Profits fell at Chinese industrial companies for the first time in nearly three years last month, in the latest sign of an economic slowdown from weak consumption and flagging infrastructure investment. Chinese policymakers last week announced their intention to enact fresh fiscal and monetary stimulus measures, in a bid to mitigate against a weakening economy and the threat by US president Donald Trump to raise levies on $200bn worth of goods to 25 percent.
The data on Thursday showed industrial profits declined 1.8 percent in November from a year earlier, the first negative reading since December 2015 and a steep fall from 3.6 percent growth in October. Goldman Sachs estimated that profits fell even more sharply on a seasonally adjusted basis, down from 7.2 percent from October. Analysts said the profit slowdown partly reflected businesses pulling back on investment in anticipation of the weaker domestic and external demand.
“We have already witnessed a sharp pullback of upstream manufacturing capex,” wrote Charles Yue Yuan, an economist at China International Capital Corporation. He added that slower credit growth resulting from China’s debt-cutting campaign has caused low inflation, leading to weak nominal profit growth at industrial groups. “This trend (of slow credit growth), if left unadjusted, will probably result in further deterioration of corporate profitability and economic fundamentals,” he wrote.
The release of the official data came as China’s internet regulator announced tighter controls on financial information providers who, the regulator warned, could disrupt market stability by publishing sensitive material. The government has already tightened censorship of negative economic information from news outlets, think-tanks and sellside research analysts. The latest rules from the Cyberspace Administration of China target financial information and database providers, consultancies and stock exchanges.

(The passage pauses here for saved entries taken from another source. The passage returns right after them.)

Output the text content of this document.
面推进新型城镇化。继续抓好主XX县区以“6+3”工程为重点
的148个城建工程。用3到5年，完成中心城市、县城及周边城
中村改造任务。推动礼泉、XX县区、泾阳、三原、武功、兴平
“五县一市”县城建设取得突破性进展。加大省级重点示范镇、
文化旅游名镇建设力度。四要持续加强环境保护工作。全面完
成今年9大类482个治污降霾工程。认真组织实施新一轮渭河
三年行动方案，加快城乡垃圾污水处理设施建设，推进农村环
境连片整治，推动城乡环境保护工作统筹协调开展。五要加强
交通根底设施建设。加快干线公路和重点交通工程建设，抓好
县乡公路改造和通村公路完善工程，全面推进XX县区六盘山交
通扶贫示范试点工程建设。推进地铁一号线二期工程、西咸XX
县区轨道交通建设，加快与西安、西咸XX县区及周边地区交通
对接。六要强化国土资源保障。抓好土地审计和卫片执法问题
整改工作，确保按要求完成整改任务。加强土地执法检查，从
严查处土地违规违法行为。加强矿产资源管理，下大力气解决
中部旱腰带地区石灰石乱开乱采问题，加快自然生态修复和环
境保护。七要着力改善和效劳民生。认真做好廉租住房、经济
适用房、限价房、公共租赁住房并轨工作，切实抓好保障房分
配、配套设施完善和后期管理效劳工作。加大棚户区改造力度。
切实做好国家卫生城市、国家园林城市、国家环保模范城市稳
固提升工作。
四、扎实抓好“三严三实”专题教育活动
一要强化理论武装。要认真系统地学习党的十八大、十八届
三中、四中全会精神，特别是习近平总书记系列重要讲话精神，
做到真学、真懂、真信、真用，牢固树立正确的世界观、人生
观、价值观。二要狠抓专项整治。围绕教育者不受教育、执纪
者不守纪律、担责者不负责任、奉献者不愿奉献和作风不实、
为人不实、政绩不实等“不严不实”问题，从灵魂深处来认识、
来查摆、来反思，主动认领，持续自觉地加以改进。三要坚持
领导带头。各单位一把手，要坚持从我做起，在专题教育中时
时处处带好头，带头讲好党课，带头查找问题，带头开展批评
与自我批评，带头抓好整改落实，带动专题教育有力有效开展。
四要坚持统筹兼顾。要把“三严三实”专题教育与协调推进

“Some institutions fail to check information strictly, hype up financial risk, publish sensitive market information, distort financial regulatory policy, and seriously affect economic and financial stability, requiring urgent disciplinary action,” the agency said in a statement. While China’s propaganda authorities have long maintained strict control of print, broadcast and online news media, financial information and database providers have operated in a regulatory grey zone.